The value of individuals is something that comes from within, from their character and their ability to pursue their own lives while living within a social collective.
One of the biggest drivers of violent and aggressive behaviour is the absence of human connectedness.
This unresolved emotional turmoil can create irrational choices to project a sense of power. Then, once the bully is born, those they bully struggle to avoid being abused and hurt, and sometimes take matters into their own hands.
The visual and virtual world must also be accountable. The normalising of violence, through cartoons and films, shapes young consciences.
While much of this happens at home, there is little in our busy schools that addresses this invisible shaping and this is sad. With mindfulness training and supportive teaching, children can learn to develop a kinder way of being.
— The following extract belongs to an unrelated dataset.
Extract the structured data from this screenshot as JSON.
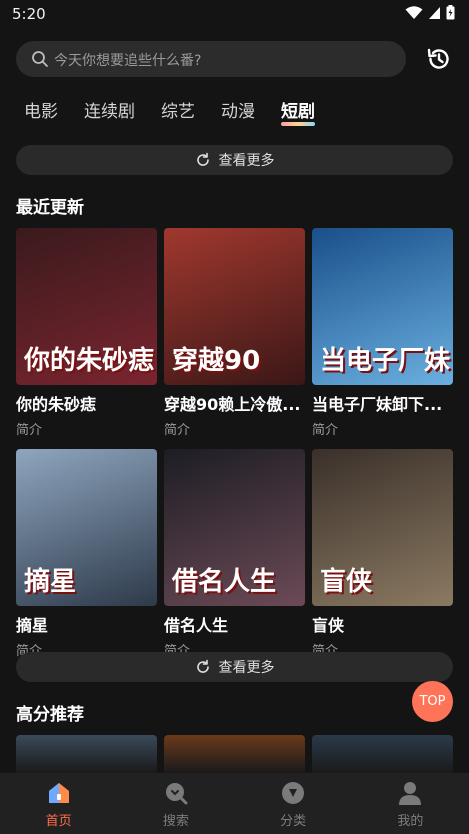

The most important protective factor schools can build is having a strong play-based curriculum from kindergarten to Year 12. The more play, the better the chances that children and adolescents can develop emotional and social skills.
The more a school does to build relationships, the better the school culture will be and the less bullying.
I have worked with principals who have done this to find that bullying disappeared and so did truancy.
Children need help to learn how to be good friends to themselves and to others.
We must not lose another student to the scourge of emotional illiteracy, the absence of safe environments and the profound yearning for deep human connectedness.